Sports cars fall into three categories, which can be measured by passenger reactions. The first is: “This is lovely, it sounds great, what a color!” The second is: “Wheeee, this is FAST! (laughter).” The third is: Total silence, followed by an agreement that it would be OK to go home now. Olde English certainly delivered. Stomping on the gas catapulted it forward with little chirping of tires and a roar inside the car like a jet-dragster. Very soon, you’re going Too Damn Fast. A short wheelbase coupled with pathetic steering and a flimsy original frame meant that the steering box could flex alarmingly, and keeping in a straight line was a challenge. My stock car-racing friend Mike Kelly boxed the front frame rails to try and stiffen up the steering. “Do you want to try it?” I asked after he finished. “Are you kidding?” said the man who had survived head-on crashes into track walls at 90 mph. “No thanks!”
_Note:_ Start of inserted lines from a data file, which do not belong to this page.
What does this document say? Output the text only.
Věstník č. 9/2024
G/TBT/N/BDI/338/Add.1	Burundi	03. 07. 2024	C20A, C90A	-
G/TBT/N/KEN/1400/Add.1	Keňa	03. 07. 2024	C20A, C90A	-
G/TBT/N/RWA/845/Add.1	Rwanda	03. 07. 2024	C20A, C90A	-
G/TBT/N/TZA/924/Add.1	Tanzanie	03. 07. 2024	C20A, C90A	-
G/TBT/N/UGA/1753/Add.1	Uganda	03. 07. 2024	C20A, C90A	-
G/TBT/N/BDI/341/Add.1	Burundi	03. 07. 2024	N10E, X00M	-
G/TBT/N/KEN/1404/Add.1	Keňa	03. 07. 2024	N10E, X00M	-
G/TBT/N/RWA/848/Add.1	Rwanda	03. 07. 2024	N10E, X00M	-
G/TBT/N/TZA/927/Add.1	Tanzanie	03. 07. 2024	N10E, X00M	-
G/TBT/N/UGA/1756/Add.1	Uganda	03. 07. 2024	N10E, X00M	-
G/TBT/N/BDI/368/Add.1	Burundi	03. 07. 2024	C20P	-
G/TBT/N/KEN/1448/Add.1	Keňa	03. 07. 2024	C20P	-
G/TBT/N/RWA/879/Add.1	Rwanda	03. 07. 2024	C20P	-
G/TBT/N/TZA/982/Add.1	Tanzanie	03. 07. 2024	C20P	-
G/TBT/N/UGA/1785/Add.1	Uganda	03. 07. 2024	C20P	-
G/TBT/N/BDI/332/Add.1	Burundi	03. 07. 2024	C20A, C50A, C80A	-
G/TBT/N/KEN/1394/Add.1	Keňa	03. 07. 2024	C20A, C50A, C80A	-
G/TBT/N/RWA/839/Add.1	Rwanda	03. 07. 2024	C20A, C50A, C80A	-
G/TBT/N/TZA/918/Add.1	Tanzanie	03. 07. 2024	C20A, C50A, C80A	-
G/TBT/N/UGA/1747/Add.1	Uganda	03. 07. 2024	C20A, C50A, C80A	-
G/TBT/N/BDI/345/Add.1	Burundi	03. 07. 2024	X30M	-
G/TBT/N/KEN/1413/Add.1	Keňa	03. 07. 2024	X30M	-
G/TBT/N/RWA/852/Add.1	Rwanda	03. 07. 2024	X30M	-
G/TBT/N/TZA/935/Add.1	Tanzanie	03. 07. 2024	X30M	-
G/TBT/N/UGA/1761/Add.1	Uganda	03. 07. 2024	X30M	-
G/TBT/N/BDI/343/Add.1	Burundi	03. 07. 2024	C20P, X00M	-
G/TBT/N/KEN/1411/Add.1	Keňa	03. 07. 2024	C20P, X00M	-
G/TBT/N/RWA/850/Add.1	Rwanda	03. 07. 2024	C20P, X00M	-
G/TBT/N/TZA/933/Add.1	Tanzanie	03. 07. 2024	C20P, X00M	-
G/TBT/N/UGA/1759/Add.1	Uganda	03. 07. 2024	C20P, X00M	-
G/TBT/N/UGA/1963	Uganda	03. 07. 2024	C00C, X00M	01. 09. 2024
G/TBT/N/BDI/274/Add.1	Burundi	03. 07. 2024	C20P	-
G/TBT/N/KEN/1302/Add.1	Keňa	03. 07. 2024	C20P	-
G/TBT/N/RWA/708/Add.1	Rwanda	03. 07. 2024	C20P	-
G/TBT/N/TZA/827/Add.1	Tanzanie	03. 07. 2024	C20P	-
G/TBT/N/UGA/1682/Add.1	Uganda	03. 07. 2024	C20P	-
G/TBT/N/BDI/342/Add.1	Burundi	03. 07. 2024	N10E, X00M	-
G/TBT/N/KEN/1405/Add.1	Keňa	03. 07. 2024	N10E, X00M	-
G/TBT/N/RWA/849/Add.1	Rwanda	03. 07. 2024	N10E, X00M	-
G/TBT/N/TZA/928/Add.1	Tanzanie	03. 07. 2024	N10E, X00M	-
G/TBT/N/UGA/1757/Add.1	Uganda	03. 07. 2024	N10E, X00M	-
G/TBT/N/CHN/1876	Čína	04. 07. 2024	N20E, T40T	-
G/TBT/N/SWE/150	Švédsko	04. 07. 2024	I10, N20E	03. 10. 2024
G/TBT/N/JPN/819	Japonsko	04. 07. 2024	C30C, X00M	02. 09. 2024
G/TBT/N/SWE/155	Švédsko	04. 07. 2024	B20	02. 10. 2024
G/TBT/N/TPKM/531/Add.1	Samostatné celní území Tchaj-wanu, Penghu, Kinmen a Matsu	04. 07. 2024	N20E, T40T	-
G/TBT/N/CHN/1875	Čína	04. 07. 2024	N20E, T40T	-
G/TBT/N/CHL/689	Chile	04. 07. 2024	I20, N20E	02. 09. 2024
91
My 3-year-old son loved the car, but his mother was less happy with him riding in it. I decided to sell Olde English when I was getting divorced. It seemed the equivalent of keeping a loaded .45 on the bed table: It’s Going To End Badly. The buyer was convinced that he could build a tube frame and solve all his problems. He took the car apart, and last I heard, the body was a garden shed in Pasco. At $2,700, I think I broke even, and on a race car that’s really something. Oh, I learned one other thing: If you warn your passenger to mind the hot side-pipe when she steps out, and she still burns her leg? Just apologize, OK? Trust me on that.